I AM NOT YOUR NEGRO
À travers les propos et les écrits de l’écrivain noir américain James Baldwin, Raoul Peck propose un film qui revisite les luttes sociales et politiques des Afro-Américains au cours de ces dernières décennies.
Critique du film
Au printemps 2017, quelques mois après la sortie du documentaire I am not your negro en France, Charlottesville est envahi par une descente aux flambeaux, initiée par les mouvements d’extrême droite américaine. “White Live Matters” scandent les manifestants blancs qui s’avancent torches et drapeaux confédérés à la main dans le campus universitaire. “Blood and Soil” chantent-ils : ce n’est pas une réappropriation, mais bien une réaffirmation de la terre américaine comme exclusivement blanche. L’image est volontairement intimidante, empruntant à l’imaginaire quasi-surnaturel du KKK, et rappelle, s’il le fallait encore, que les conflits raciaux n’ont jamais disparus des terres américaines.

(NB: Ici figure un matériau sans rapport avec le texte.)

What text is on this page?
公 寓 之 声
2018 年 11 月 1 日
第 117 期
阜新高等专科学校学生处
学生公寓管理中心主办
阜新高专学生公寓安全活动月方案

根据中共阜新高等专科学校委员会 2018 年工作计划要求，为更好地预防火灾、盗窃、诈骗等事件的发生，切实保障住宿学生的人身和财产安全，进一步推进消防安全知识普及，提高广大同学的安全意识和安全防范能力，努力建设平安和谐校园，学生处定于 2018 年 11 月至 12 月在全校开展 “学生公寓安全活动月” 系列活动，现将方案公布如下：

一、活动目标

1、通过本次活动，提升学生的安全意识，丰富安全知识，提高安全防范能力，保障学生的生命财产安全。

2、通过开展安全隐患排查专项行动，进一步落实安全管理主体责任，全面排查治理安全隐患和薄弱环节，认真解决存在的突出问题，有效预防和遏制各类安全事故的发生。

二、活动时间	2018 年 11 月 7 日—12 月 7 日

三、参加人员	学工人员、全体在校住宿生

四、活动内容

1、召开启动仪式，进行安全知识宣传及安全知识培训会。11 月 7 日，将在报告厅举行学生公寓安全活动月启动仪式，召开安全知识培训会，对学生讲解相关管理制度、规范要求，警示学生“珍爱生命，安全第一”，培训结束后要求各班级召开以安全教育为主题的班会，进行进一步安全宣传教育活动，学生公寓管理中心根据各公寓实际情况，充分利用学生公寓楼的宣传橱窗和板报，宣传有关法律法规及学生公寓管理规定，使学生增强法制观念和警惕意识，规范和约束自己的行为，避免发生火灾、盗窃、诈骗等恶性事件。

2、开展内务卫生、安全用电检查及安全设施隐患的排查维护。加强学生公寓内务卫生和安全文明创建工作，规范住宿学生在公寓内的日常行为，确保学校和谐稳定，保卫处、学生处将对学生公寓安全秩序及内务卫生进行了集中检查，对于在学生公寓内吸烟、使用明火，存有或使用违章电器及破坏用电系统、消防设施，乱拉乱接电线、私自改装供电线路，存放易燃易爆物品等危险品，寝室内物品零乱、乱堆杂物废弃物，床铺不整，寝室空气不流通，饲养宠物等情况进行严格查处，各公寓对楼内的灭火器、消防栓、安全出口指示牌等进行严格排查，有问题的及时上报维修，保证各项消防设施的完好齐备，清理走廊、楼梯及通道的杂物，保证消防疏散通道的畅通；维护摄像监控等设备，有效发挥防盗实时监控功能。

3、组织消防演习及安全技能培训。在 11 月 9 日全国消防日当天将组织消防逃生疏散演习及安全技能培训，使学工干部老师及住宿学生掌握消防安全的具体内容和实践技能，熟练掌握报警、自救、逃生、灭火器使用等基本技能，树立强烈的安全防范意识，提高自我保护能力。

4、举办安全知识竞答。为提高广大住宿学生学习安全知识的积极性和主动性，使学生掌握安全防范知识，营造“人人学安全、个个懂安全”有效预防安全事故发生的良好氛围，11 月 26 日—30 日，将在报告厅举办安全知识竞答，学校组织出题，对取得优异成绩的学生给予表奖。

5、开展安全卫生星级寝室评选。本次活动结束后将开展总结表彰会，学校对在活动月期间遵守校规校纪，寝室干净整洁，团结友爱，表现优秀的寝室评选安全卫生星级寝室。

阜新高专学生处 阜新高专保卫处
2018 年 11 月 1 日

Raoul Peck fait résonner dans son documentaire les mots inédits de James Baldwin dans Remember this house et dresse un état des lieux de la situation raciale des Etats-Unis, depuis les combats pour les droits civiques dans les années 60. A travers une multitude d’images d’archives, le cinéaste haïtien reconstruit le récit américain à travers le regard afro-américain. I am not your negro n’est pas tant une reconstitution du passé qu’une analyse du présent. Face caméra, James Baldwin dans ses nombreuses apparitions s’adresse droit dans les yeux à ses spectateur.ice.s, du passé comme du présent. Le temps n’est plus au didactisme lisse, mais bien à la prise de conscience : Baldwin interpelle frontalement les personnes blanches pour les mettre face à leurs propres responsabilités.
« Moi, j’ai eu à vous regarder toute ma vie et j’en sais plus long sur vous que vous sur moi. » Tout au long du documentaire, Raoul Peck fait résonner les voix noires, trop longtemps étouffée par la parole blanche, omniprésente et bruyante. Le récit fait s’entrecroiser les voix de Joey Starr (Samuel L Jackson en version originale) avec celle de James Baldwin, racontant les rencontres avec Malcolm X, Martin Luther King et Medgar Evers dans les années 60. La musique exprime elle aussi une parole essentiellement noire, passant du delta blues au jazz, et du rap aux spirituals, témoignant au passage de la richesse de la musique afro-américaine.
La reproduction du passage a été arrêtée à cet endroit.